Everything is now set up to build the XPATu index. The Makefile in the bin directory contains the commands necessary to build the index, and can be executed easily.
make dd
cp /l1/workshop/sooty/dlxs/prep/w/workshoptc/workshoptc.blank.dd /l1/workshop/sooty/dlxs/idx/w/workshoptc/workshoptc.dd /l/local/bin/xpatbldu -m 256m -D /l1/workshop/sooty/dlxs/idx/w/workshoptc/workshoptc.dd cp /l1/workshop/sooty/dlxs/idx/w/workshoptc/workshoptc.dd /l1/workshop/sooty/dlxs/prep/w/workshoptc/workshoptc.presgml.dd
make xml
cp /l1/workshop/sooty/dlxs/prep/w/workshoptc/workshoptc.presgml.dd /l1/workshop/sooty/dlxs/idx/w/workshoptc/workshoptc.dd /l/local/bin/xmlrgn -D /l1/workshop/sooty/dlxs/idx/w/workshoptc/workshoptc.dd /l1/workshop/sooty/dlxs/misc/sgml/xml.dcl /l1/workshop/sooty/dlxs/prep/w/workshoptc/workshoptc.inp /l1/workshop/sooty/dlxs/obj/w/workshoptc/workshoptc.xml /l/local/bin/xmlrgn:/l1/workshop/sooty/dlxs/misc/sgml/xml.dcl:1:W: SGML declaration was not implied cp /l1/workshop/sooty/dlxs/idx/w/workshoptc/workshoptc.dd /l1/workshop/sooty/dlxs/prep/w/workshoptc/workshoptc.prepost.dd
make post
cp /l1/workshop/sooty/dlxs/prep/w/workshoptc/workshoptc.prepost.dd /l1/workshop/sooty/dlxs/idx/w/workshoptc/workshoptc.dd touch /l1/workshop/sooty/dlxs/idx/w/workshoptc/workshoptc.init /l/local/bin/xpatu -q /l1/workshop/sooty/dlxs/idx/w/workshoptc/workshoptc.dd < /l1/workshop/sooty/dlxs/prep/w/workshoptc/workshoptc.extra.srch | /l1/workshop/sooty/dlxs/bin/t/text/output.dd.frag.pl /l1/workshop/sooty/dlxs/idx/w/workshoptc/ > /l1/workshop/sooty/dlxs/prep/w/workshoptc/workshoptc.extra.dd /l1/workshop/sooty/dlxs/bin/t/text/inc.extra.dd.pl /l1/workshop/sooty/dlxs/prep/w/workshoptc/workshoptc.extra.dd /l1/workshop/sooty/dlxs/idx/w/workshoptc/workshoptc.dd
Sorting and browse building require that you have only one maintitle, mainauthor and maindate per text, so that you have one value on which to sort. Your extra.srch files may need to be changed in order to be more specific. If you do not, some sort operations will give you a sortkey assertion failure.

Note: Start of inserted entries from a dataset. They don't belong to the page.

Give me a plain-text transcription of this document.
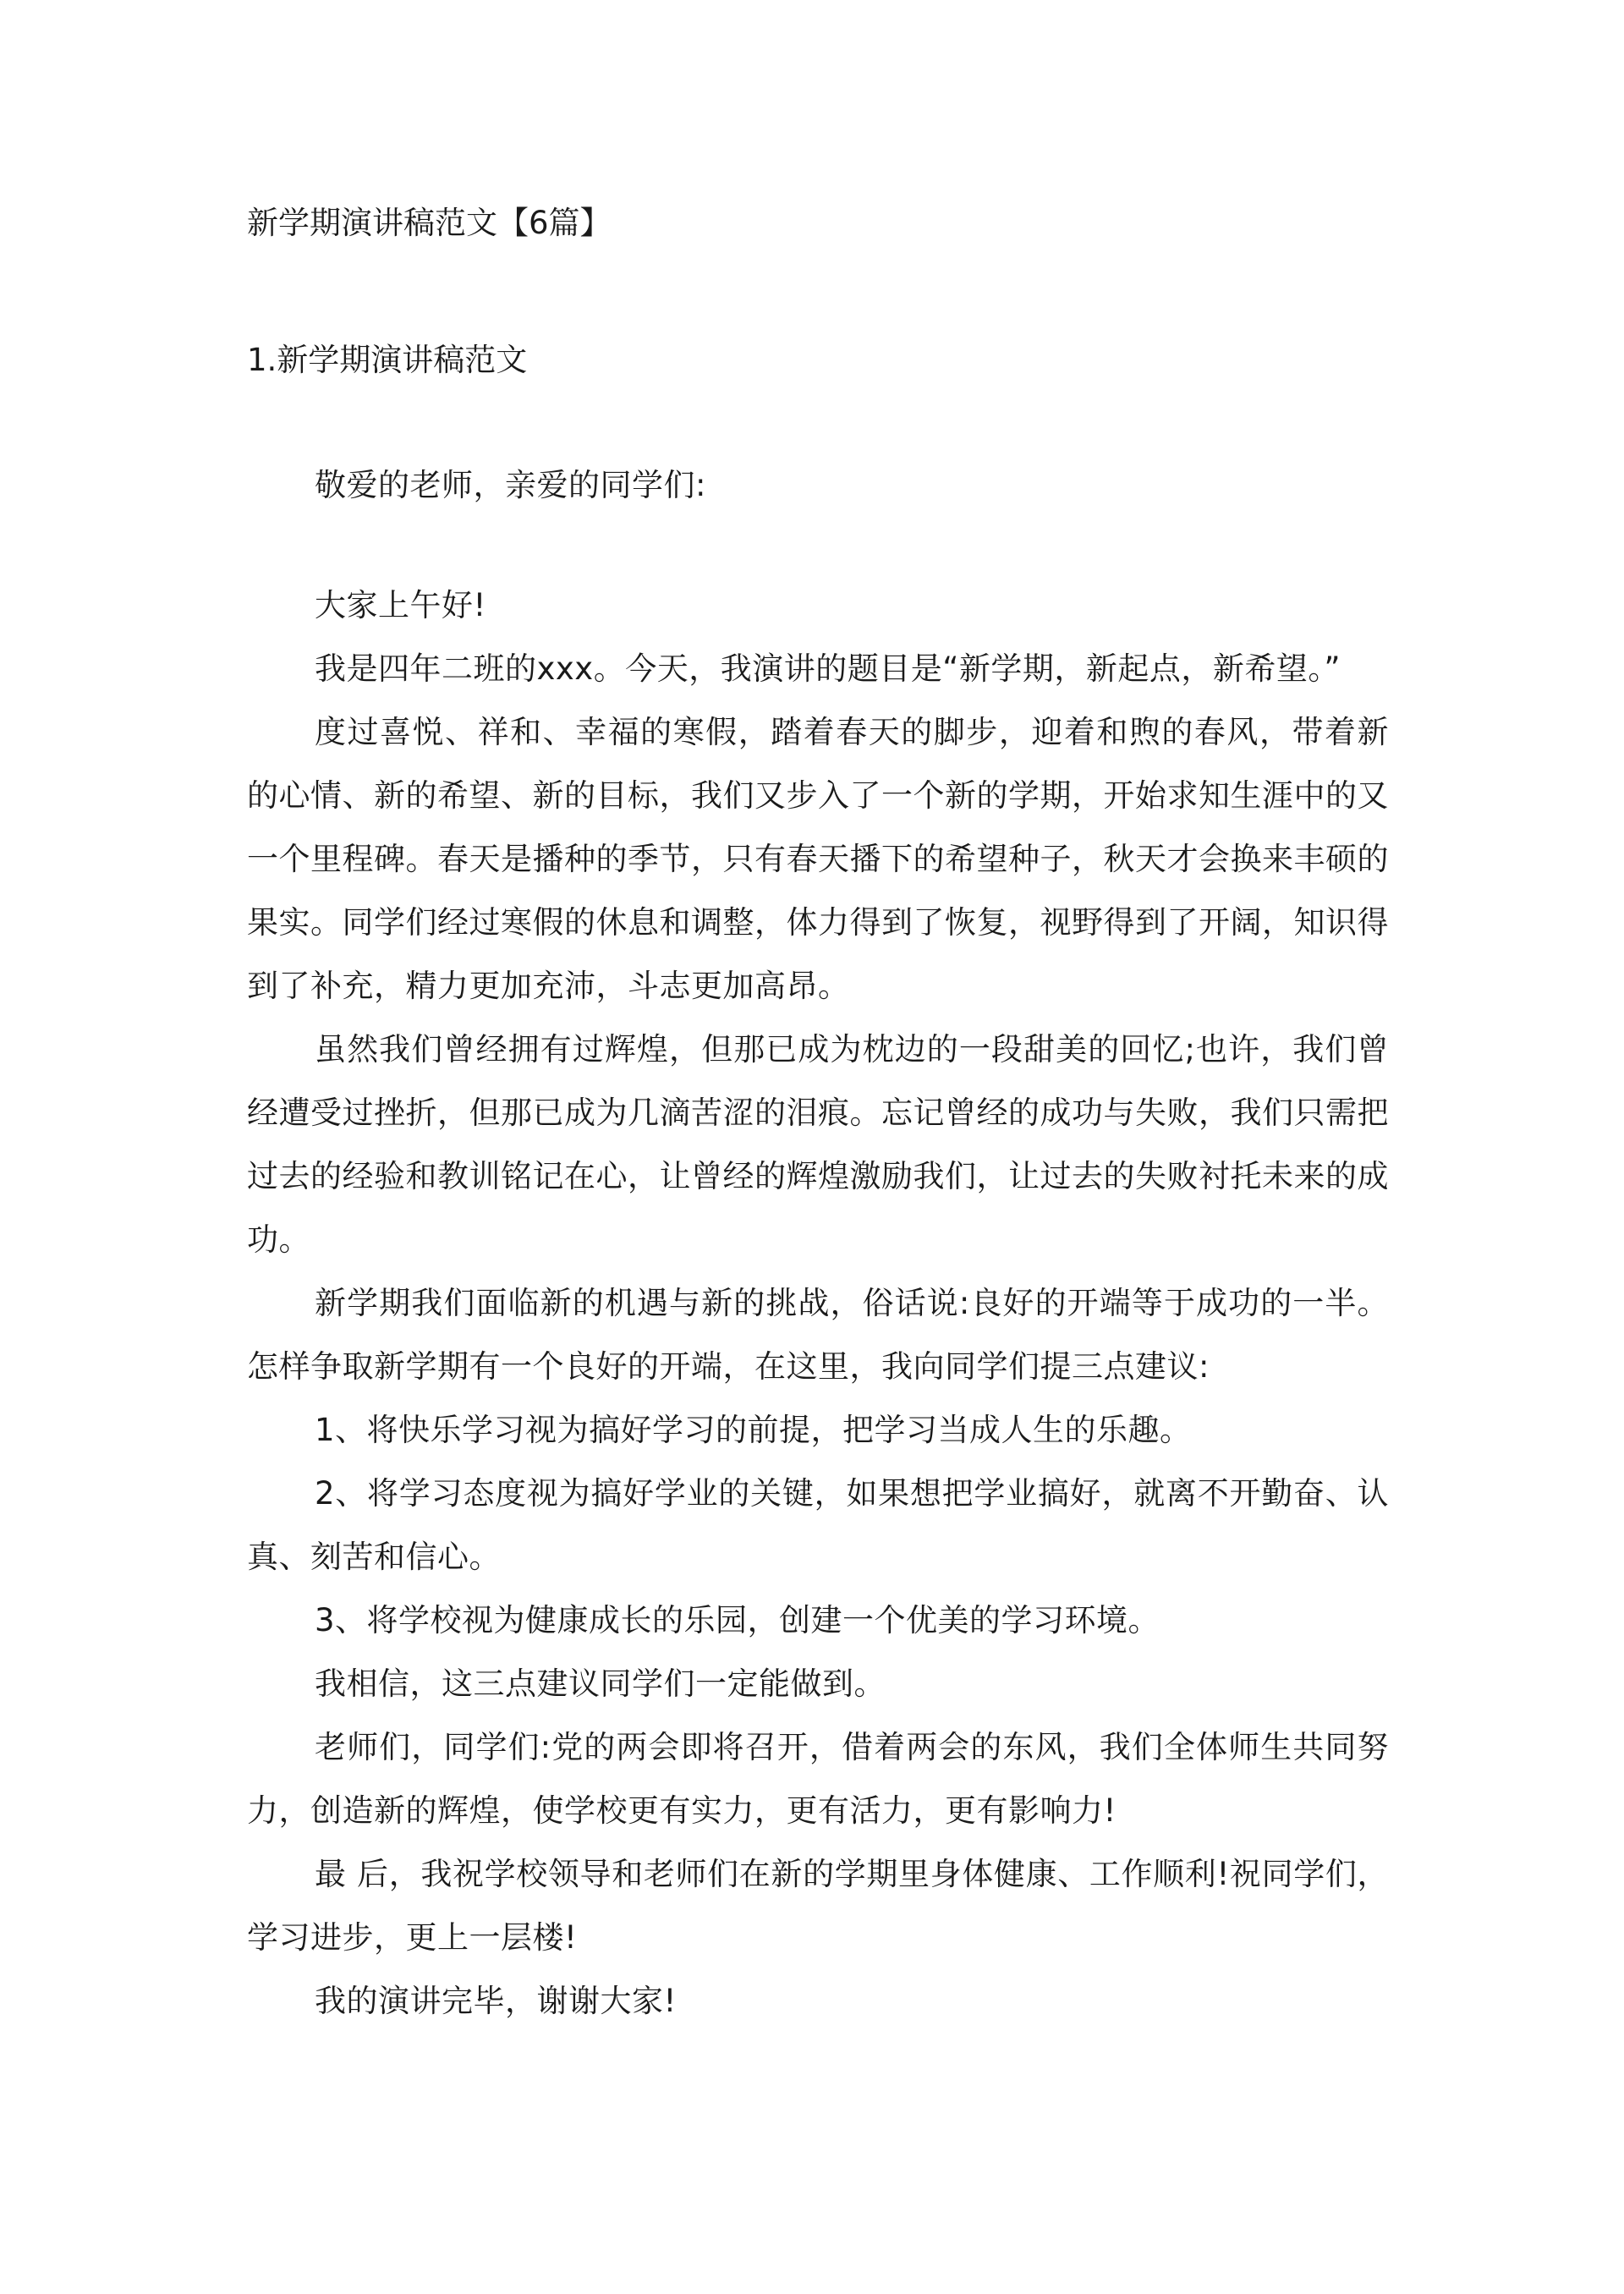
新学期演讲稿范文【6篇】
1.新学期演讲稿范文

敬爱的老师，亲爱的同学们:

大家上午好!

我是四年二班的xxx。今天，我演讲的题目是“新学期，新起点，新希望。”

度过喜悦、祥和、幸福的寒假，踏着春天的脚步，迎着和煦的春风，带着新的心情、新的希望、新的目标，我们又步入了一个新的学期，开始求知生涯中的又一个里程碑。春天是播种的季节，只有春天播下的希望种子，秋天才会换来丰硕的果实。同学们经过寒假的休息和调整，体力得到了恢复，视野得到了开阔，知识得到了补充，精力更加充沛，斗志更加高昂。

虽然我们曾经拥有过辉煌，但那已成为枕边的一段甜美的回忆;也许，我们曾经遭受过挫折，但那已成为几滴苦涩的泪痕。忘记曾经的成功与失败，我们只需把过去的经验和教训铭记在心，让曾经的辉煌激励我们，让过去的失败衬托未来的成功。

新学期我们面临新的机遇与新的挑战，俗话说:良好的开端等于成功的一半。怎样争取新学期有一个良好的开端，在这里，我向同学们提三点建议:

1、将快乐学习视为搞好学习的前提，把学习当成人生的乐趣。

2、将学习态度视为搞好学业的关键，如果想把学业搞好，就离不开勤奋、认真、刻苦和信心。

3、将学校视为健康成长的乐园，创建一个优美的学习环境。

我相信，这三点建议同学们一定能做到。

老师们，同学们:党的两会即将召开，借着两会的东风，我们全体师生共同努力，创造新的辉煌，使学校更有实力，更有活力，更有影响力!

最 后，我祝学校领导和老师们在新的学期里身体健康、工作顺利!祝同学们，学习进步，更上一层楼!

我的演讲完毕，谢谢大家!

Some examples of more specific searches in your extra.srch are provided below. The first relies on identifying metadata that has been specified through the use of attributes; the second merely chooses the first occurrence as an indication that it is the "main" value.

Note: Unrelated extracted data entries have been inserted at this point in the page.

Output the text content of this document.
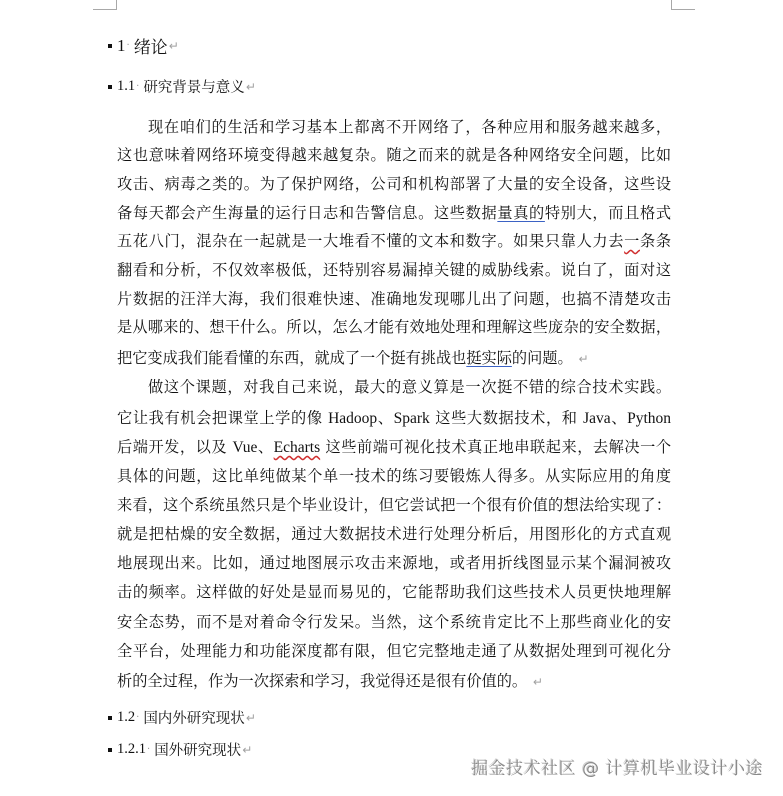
1 · 绪论 ↵
1.1 · 研究背景与意义 ↵
现在咱们的生活和学习基本上都离不开网络了，各种应用和服务越来越多，
这也意味着网络环境变得越来越复杂。随之而来的就是各种网络安全问题，比如
攻击、病毒之类的。为了保护网络，公司和机构部署了大量的安全设备，这些设
备每天都会产生海量的运行日志和告警信息。这些数据量真的特别大，而且格式
五花八门，混杂在一起就是一大堆看不懂的文本和数字。如果只靠人力去一条条
翻看和分析，不仅效率极低，还特别容易漏掉关键的威胁线索。说白了，面对这
片数据的汪洋大海，我们很难快速、准确地发现哪儿出了问题，也搞不清楚攻击
是从哪来的、想干什么。所以，怎么才能有效地处理和理解这些庞杂的安全数据，
把它变成我们能看懂的东西，就成了一个挺有挑战也挺实际的问题。 ↵
做这个课题，对我自己来说，最大的意义算是一次挺不错的综合技术实践。
它让我有机会把课堂上学的像 Hadoop、Spark 这些大数据技术，和 Java、Python
后端开发，以及 Vue、Echarts 这些前端可视化技术真正地串联起来，去解决一个
具体的问题，这比单纯做某个单一技术的练习要锻炼人得多。从实际应用的角度
来看，这个系统虽然只是个毕业设计，但它尝试把一个很有价值的想法给实现了：
就是把枯燥的安全数据，通过大数据技术进行处理分析后，用图形化的方式直观
地展现出来。比如，通过地图展示攻击来源地，或者用折线图显示某个漏洞被攻
击的频率。这样做的好处是显而易见的，它能帮助我们这些技术人员更快地理解
安全态势，而不是对着命令行发呆。当然，这个系统肯定比不上那些商业化的安
全平台，处理能力和功能深度都有限，但它完整地走通了从数据处理到可视化分
析的全过程，作为一次探索和学习，我觉得还是很有价值的。 ↵
1.2 · 国内外研究现状 ↵
1.2.1 · 国外研究现状 ↵
掘金技术社区 @ 计算机毕业设计小途
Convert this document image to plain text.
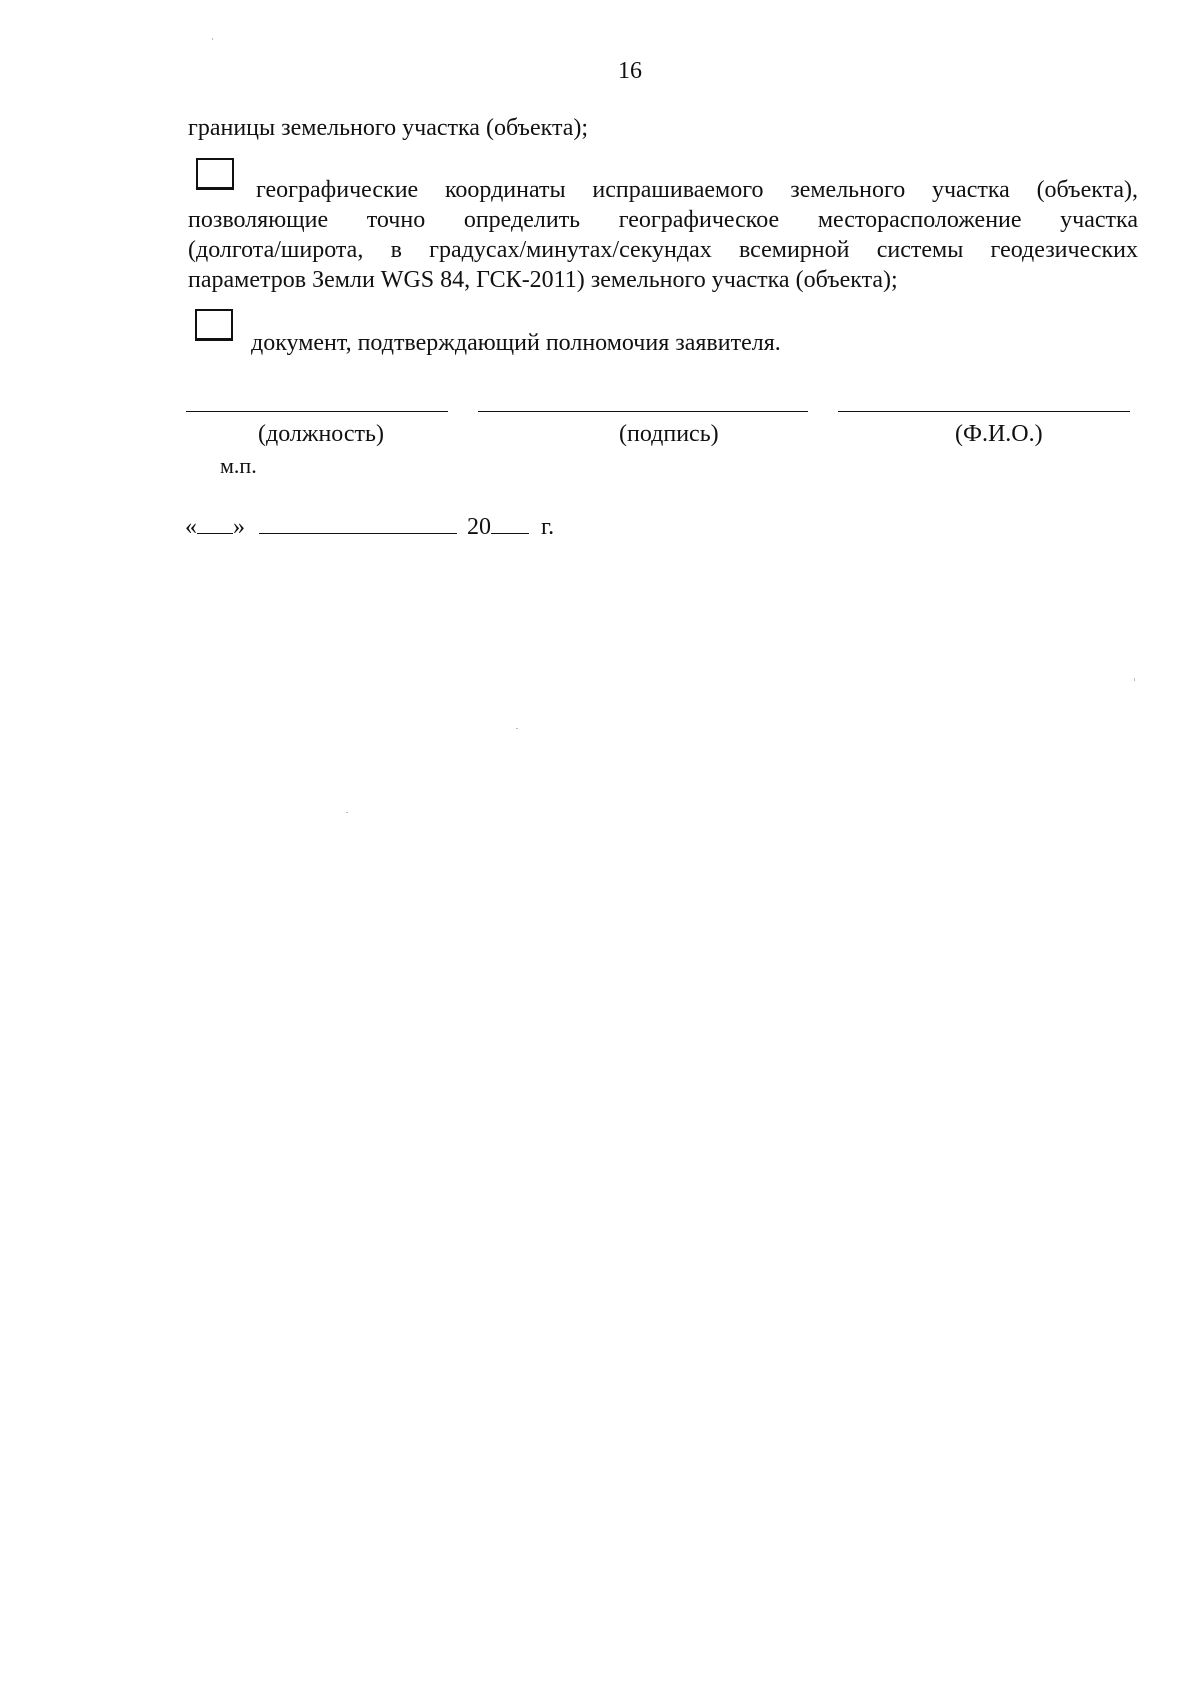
16
границы земельного участка (объекта);
географические координаты испрашиваемого земельного участка (объекта),
позволяющие точно определить географическое месторасположение участка
(долгота/широта, в градусах/минутах/секундах всемирной системы геодезических
параметров Земли WGS 84, ГСК-2011) земельного участка (объекта);
документ, подтверждающий полномочия заявителя.
(должность)	(подпись)	(Ф.И.О.)
м.п.
« »	20 г.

(((region TITLE incl "type=main") within region TITLESTMT) within region SOURCEDESC); {exportfile "/l1/idx/e/example/maintitle.rgn"}; export; ~sync "maintitle";
(((region AUTHOR within (region "<TITLESTMT".."</AUTHOR>")) within (region TITLESTMT within region FILEDESC)) not within (region SOURCEDESC)); {exportfile "/l1/idx/e/example/mainauthor.rgn"}; export; ~sync "mainauthor";